Thursday, February 6, 2014


COMMON CORE, THE UNCONSTITUTIONAL FEDERAL GAMBIT

 

There can be no clearer sign that it is time to kick the federal government back inside the confines of its authority specified in the Constitution than the monstrosity called Common Core. The federal government colluded with the National Governors Association, the Council of Chief State School Officers and the NEA union to adopt the Common Core standards and curriculum while excluding parents from their meetings. Americans are demanding and getting local control of their schools back as legislators bow to voters furious about the liberal indoctrination of students and lower standards. Nine states have already dropped the Common Core program due to voter pushback with another eight leaning toward the same choice. The federal government claims that it is not requiring adoption of the standards while at the same time using it in part to determine the qualification of districts for federal education grants. There is a legal argument against the Common Core program however most of the pushback centers around parents taking issue with the curriculum and the standards that they feel are lower than current expectations. First we will consider the legal implications.
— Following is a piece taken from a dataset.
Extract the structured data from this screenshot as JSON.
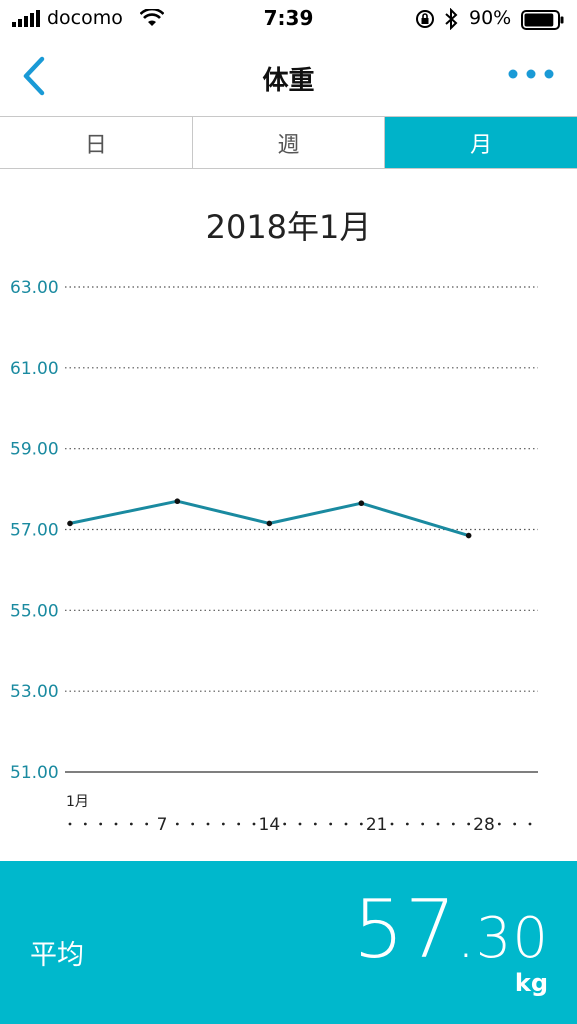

The enumerated powers of Congress found in Article 1, Section 8 of the Constitution do not include education as one of the powers given to the federal government. The 10th amendment then clearly states that, “the powers not delegated to the United States by the Constitution, nor prohibited by it to the States, are reserved to the States respectively, or to the people. The Department of Education itself is an unconstitutional construct of the federal government!

The Congress passed the General Education Provisions Act in 1994, (public law 103-382) which states: No provision of any applicable program shall be construed to authorize any department, agency, officer, or employee of the United States to exercise any direction, supervision, or control over curriculum, program of instruction, administration, or personnel of any education institution, school or school system, or over the selection of library resources, textbooks, or other printed instructional materials by any educational institution or school system or to require the assignment or transportation of students or teachers in order to overcome racial imbalance. Common Core is a thinly veiled attempt to assert federal control over local education and hinder the growth of private schools, charter schools and home schooling.

One commonly heard myth about school vouchers is that it will hurt public schools by taking away the best students. Studies in the States of Florida, Ohio, Texas, Maine, Vermont and the District of Columbia have shown conclusively that competition from private and charter schools has forced public schools to elevate the performance of their programs. The Friedman Foundation for Educational Choice has a report online, at edchoice.org, I recommend.

Paul Reville, who is a proponent of Common Core, spoke during a conference at the liberal think tank “Center for American Progress” stating that Common Core critics are a “tiny minority” and that “the children belong to all of us”. He went on to say: “again, the argument about where it (common core) came from privileges certain sort of fringe voices about federalism, and States rights, and things of that nature.” He told this to CNS News.

It has proven easier to dismiss the Constitutional limitations and the voters as a tiny minority of fringe voices in front of liberal audiences, than it has out in public once the details of the program got out. Common Core learning materials are supplied by only two companies. There is no opportunity for local input or control over these materials and the standards are an effort by the same teachers and school administrations that are failing our students today to control alternative educational institutions from raising the bar.

Why would we expect the Union NEA members, who resist any and all attempts to institute merit pay for teachers and use lawsuits to prevent dismissal of poor teachers, to accept charter schools and higher standards without a fight.

I just read a blog post at http://whatiscommoncore.wordpress.com/2013/09/07/top-ten-professors-calling-out-common-cores-so-called-college-readiness/ where ten top college educators question the standards of Common Core in Literature and Mathematics. Two in particular caught my eye.

Dr Christopher Tienken of Seaton Hall University wrote: “Education reform in the United States is being driven largely by ideology, rhetoric, and dogma instead of evidence… Where is the evidence of the efficacy of the standards? ... Let us be very frank: The CCSS are no improvement over the current set of state standards. The CCSS are simply another set of lists of performance objectives.” The CCSS stands for Common Core state standards.

Dr. Bill Evers of the Hoover Institute at Stanford University said among other things: “But states weren’t leaping because they couldn’t resist the Core’s academic magnetism. They were leaping because it was the great recession-and the Obama administration was dangling a $4.35 billion Race to the Top carrot in front of them. Big points in that federal program were awarded for adopting the Core, so, with little debate, most did.”

Common Core is not a set of higher academic standards as it was sold to us as being. Common Core is being spread through America’s education system by proponents of centralized government using coercion and lies.